Despite pledges to pull out of nuclear accord with Iran Trump has yet to give a definitive answer

Image Credit: AP
A security officer at the Bushehr nuclear power plant. President Donald Trump is weighing a new strategy to confront Iran’s nuclear ambitions that would leave a 2015 agreement intact for now but ask Congress to toughen a law overseeing the Islamic republic’s compliance with the accord.
Gulf News

Washington: President Donald Trump is weighing a new strategy to confront Iran’s nuclear ambitions that would leave a 2015 agreement intact for now but ask Congress to toughen a law overseeing the Islamic republic’s compliance with the accord, according to three administration officials.

The goal behind the strategy, which Trump is expected to announce next week, would be to present a unified front from the administration and Congress to European allies, according to the officials, who asked not to be identified discussing an issue on which the president hasn’t announced a final decision.

The officials declined to say if Trump would also “decertify” Iran’s compliance with the deal, a decision he has to make every 90 days under US law.

Trump has railed against the accord, which was brokered during the Obama administration, as the “worst deal ever” and an “embarrassment to the United States.”

Asked in an interview broadcast on Saturday if he would pull the US out of the Iranian nuclear deal, Trump said, “I won’t say that.”

“A few days from now, almost a week and a half to be exact, you’ll see.”

Before meeting with senior military leaders at the White House on Thursday evening, Trump told reporters, “We must put an end to Iran’s aggression and nuclear ambitions.”

Saying that Iran hasn’t “lived up the spirit of the nuclear agreement,” Trump said “you’ll be hearing about Iran very shortly.”

But US allies that are part of the accord, as well as China and Russia, say it’s been effective.
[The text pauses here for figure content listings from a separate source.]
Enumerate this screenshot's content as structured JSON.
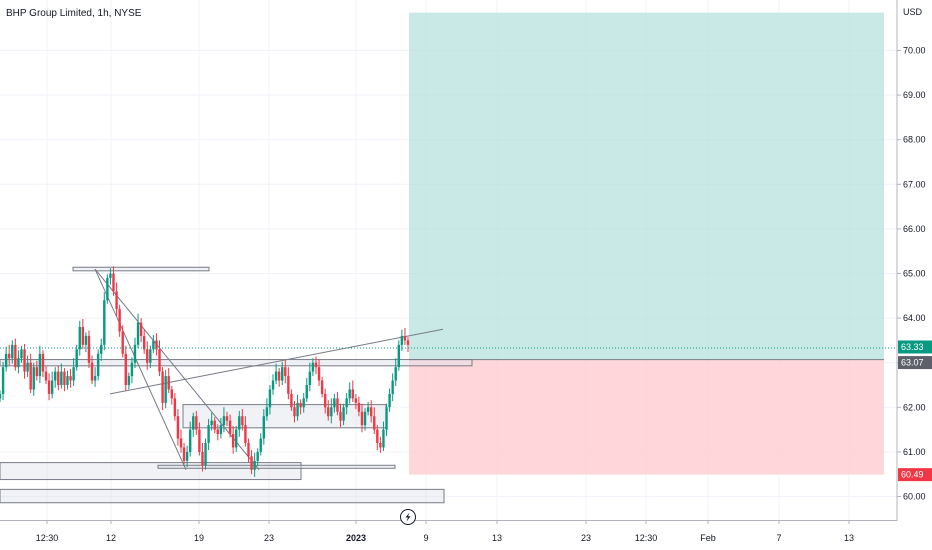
{
  "chart_data": {
    "type": "candlestick",
    "title": "BHP Group Limited, 1h, NYSE",
    "currency": "USD",
    "y_axis": {
      "ticks": [
        "60.00",
        "61.00",
        "62.00",
        "63.00",
        "64.00",
        "65.00",
        "66.00",
        "67.00",
        "68.00",
        "69.00",
        "70.00"
      ],
      "ylim": [
        59.5,
        71.0
      ]
    },
    "x_axis": {
      "ticks": [
        "12:30",
        "12",
        "19",
        "23",
        "2023",
        "9",
        "13",
        "23",
        "12:30",
        "Feb",
        "7",
        "13"
      ],
      "bold_ticks": [
        "2023"
      ]
    },
    "last_price": 63.33,
    "price_labels": [
      {
        "text": "63.33",
        "value": 63.33,
        "color": "#089981"
      },
      {
        "text": "63.07",
        "value": 63.07,
        "color": "#5d606b"
      },
      {
        "text": "60.49",
        "value": 60.49,
        "color": "#f23645"
      }
    ],
    "position": {
      "entry": 63.07,
      "target": 70.85,
      "stop": 60.49,
      "profit_color": "#b2dfdb",
      "loss_color": "#ffcdd2"
    },
    "candles_close": [
      62.3,
      62.9,
      63.2,
      63.1,
      63.4,
      62.9,
      63.1,
      63.3,
      62.8,
      63.0,
      62.4,
      62.9,
      62.7,
      63.2,
      62.8,
      62.6,
      62.3,
      62.6,
      62.8,
      62.5,
      62.8,
      62.5,
      62.7,
      62.6,
      62.9,
      63.3,
      63.8,
      63.4,
      63.6,
      63.0,
      62.6,
      62.7,
      63.2,
      63.4,
      64.4,
      64.9,
      65.0,
      64.6,
      64.2,
      63.7,
      63.2,
      62.5,
      62.7,
      63.0,
      63.4,
      63.9,
      63.6,
      63.3,
      63.0,
      63.3,
      63.5,
      63.3,
      62.8,
      62.1,
      62.7,
      62.4,
      62.2,
      61.8,
      61.3,
      61.1,
      60.8,
      61.0,
      61.5,
      61.8,
      61.5,
      61.0,
      60.7,
      61.2,
      61.6,
      61.7,
      61.5,
      61.4,
      61.6,
      61.8,
      61.7,
      61.4,
      61.1,
      61.5,
      61.8,
      61.6,
      61.2,
      60.9,
      60.6,
      60.8,
      61.0,
      61.3,
      61.8,
      62.0,
      62.4,
      62.6,
      62.8,
      62.6,
      62.9,
      62.7,
      62.3,
      62.0,
      61.8,
      62.1,
      62.0,
      62.2,
      62.5,
      62.8,
      63.0,
      62.9,
      62.6,
      62.3,
      62.0,
      61.8,
      62.0,
      62.2,
      61.9,
      61.7,
      62.0,
      62.2,
      62.4,
      62.2,
      62.1,
      61.9,
      61.6,
      61.9,
      62.0,
      61.8,
      61.5,
      61.2,
      61.1,
      61.5,
      62.0,
      62.3,
      62.6,
      62.9,
      63.4,
      63.6,
      63.5,
      63.4
    ],
    "candles_x_range": [
      0,
      408
    ],
    "annotations": {
      "rectangles": [
        {
          "x0": 73,
          "x1": 209,
          "y0": 65.06,
          "y1": 65.14
        },
        {
          "x0": 0,
          "x1": 472,
          "y0": 62.93,
          "y1": 63.07
        },
        {
          "x0": 183,
          "x1": 386,
          "y0": 61.54,
          "y1": 62.06
        },
        {
          "x0": 0,
          "x1": 301,
          "y0": 60.38,
          "y1": 60.76
        },
        {
          "x0": 158,
          "x1": 395,
          "y0": 60.64,
          "y1": 60.7
        },
        {
          "x0": 0,
          "x1": 444,
          "y0": 59.86,
          "y1": 60.16
        }
      ],
      "trendlines": [
        {
          "x0": 95,
          "v0": 65.1,
          "x1": 186,
          "v1": 60.6
        },
        {
          "x0": 95,
          "v0": 65.1,
          "x1": 259,
          "v1": 60.6
        },
        {
          "x0": 110,
          "v0": 62.3,
          "x1": 443,
          "v1": 63.75
        }
      ]
    }
  }
}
They point to assessments by the International Atomic Energy Agency that Iran is meeting requirements to curb its nuclear programme.

That hasn’t persuaded Trump.

Although the president has twice certified Iran’s compliance with the agreement, which lifted a range of economic sanctions in exchange for restrictions on the nuclear programme, he signalled in a July interview with the Wall Street Journal that he wouldn’t do so again before an approaching October 15 deadline.
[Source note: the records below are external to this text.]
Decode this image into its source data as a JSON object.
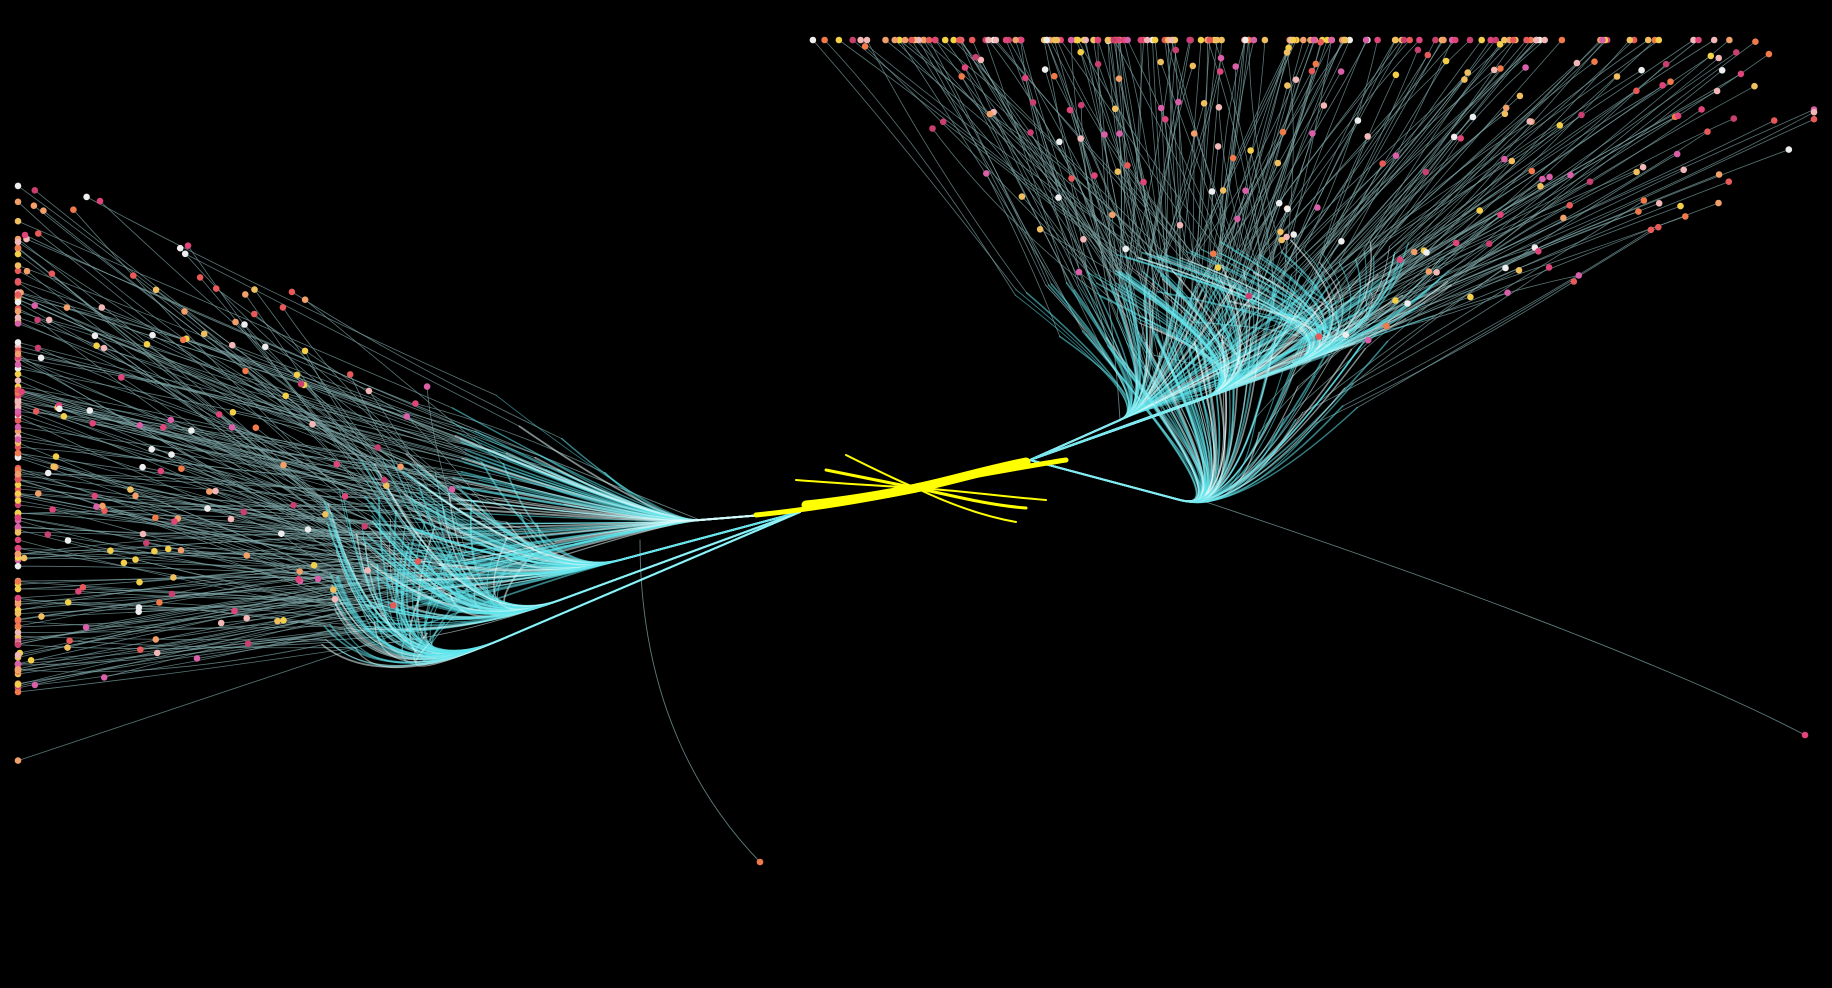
{
  "diagram": {
    "type": "bilateral-branching-network",
    "labels_visible": false,
    "background_color": "#000000",
    "colors": {
      "trunk": "#ffff00",
      "inner_branch": "#5fe6ec",
      "bright_branch": "#e8fbfb",
      "outer_branch": "#7fa7a8"
    },
    "leaf_palette": [
      "#e0457a",
      "#e85a5a",
      "#f07a4a",
      "#f2a06a",
      "#f0c060",
      "#f4d04a",
      "#f2b8b8",
      "#d85fa8",
      "#eeeeee",
      "#c94070"
    ],
    "hemispheres": [
      {
        "name": "left",
        "leaf_count": 300
      },
      {
        "name": "right",
        "leaf_count": 330
      }
    ]
  }
}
White House spokeswoman Sarah Sanders gave a hint about the new approach in a briefing with reporters on Thursday, saying Trump will propose “a comprehensive strategy on how to deal with Iran” and will have “a unified team behind him supporting that effort.”

Staying in the accord but decertifying Iran’s compliance would meet a standard set publicly this week by Defence Secretary Jim Mattis.
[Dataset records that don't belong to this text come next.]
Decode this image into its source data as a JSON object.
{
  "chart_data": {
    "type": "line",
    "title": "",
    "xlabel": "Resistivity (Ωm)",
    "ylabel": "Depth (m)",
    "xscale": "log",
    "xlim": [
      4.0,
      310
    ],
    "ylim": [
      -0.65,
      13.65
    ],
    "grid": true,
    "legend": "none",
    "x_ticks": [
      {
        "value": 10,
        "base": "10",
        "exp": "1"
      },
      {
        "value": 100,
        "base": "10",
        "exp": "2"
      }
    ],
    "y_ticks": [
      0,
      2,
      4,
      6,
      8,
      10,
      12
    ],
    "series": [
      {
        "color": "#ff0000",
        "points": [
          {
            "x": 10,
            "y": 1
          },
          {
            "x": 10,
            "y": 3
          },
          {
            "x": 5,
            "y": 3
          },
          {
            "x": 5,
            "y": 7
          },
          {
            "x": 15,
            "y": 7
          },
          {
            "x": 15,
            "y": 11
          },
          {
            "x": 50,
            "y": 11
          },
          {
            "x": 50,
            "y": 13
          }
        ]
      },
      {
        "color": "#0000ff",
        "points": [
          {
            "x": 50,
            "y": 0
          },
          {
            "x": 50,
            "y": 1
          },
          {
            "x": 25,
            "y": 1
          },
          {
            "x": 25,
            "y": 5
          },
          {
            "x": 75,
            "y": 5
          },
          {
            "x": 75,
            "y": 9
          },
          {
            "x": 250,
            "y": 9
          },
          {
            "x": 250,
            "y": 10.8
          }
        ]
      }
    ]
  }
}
He told congressional committees that it’s in the US interest to stay in the Iran deal but that decertification is a “distinct” matter.

Meanwhile, the chief of Iran’s powerful Revolutionary Guard said on Sunday the US should move its military bases farther from Iran’s borders if it imposes new sanctions against Tehran, the official IRNA news reported.

The Sunday report quotes General Mohammad Ali Jafari as saying: “If new sanctions go into effect, the country should move its regional bases to a 2000-kilometre radius” out of the range of Iranian missiles.

He said if the US imposes sanctions it would eliminate “any chance for engagement forever.”

What is the proposal?

Congress would be asked to amend the 2015 Iran Nuclear Agreement Review Act.

One possible change would be to require that Congress periodically certify that Iran remains at least a year away from developing a nuclear weapon.

Senator Bob Corker, the Tennessee Republican who heads the Foreign Relations Committee, is currently working on legislation to amend the original law, according to one of the officials.

An outside expert familiar with the administration’s thinking, who asked not to be identified because the talks are private, said the proposal put forward by Trump’s advisers would offer a “third way” to certify that the deal is in the US interest, roll out a comprehensive pressure campaign against Iran and use that to build leverage for negotiations with European allies in the future.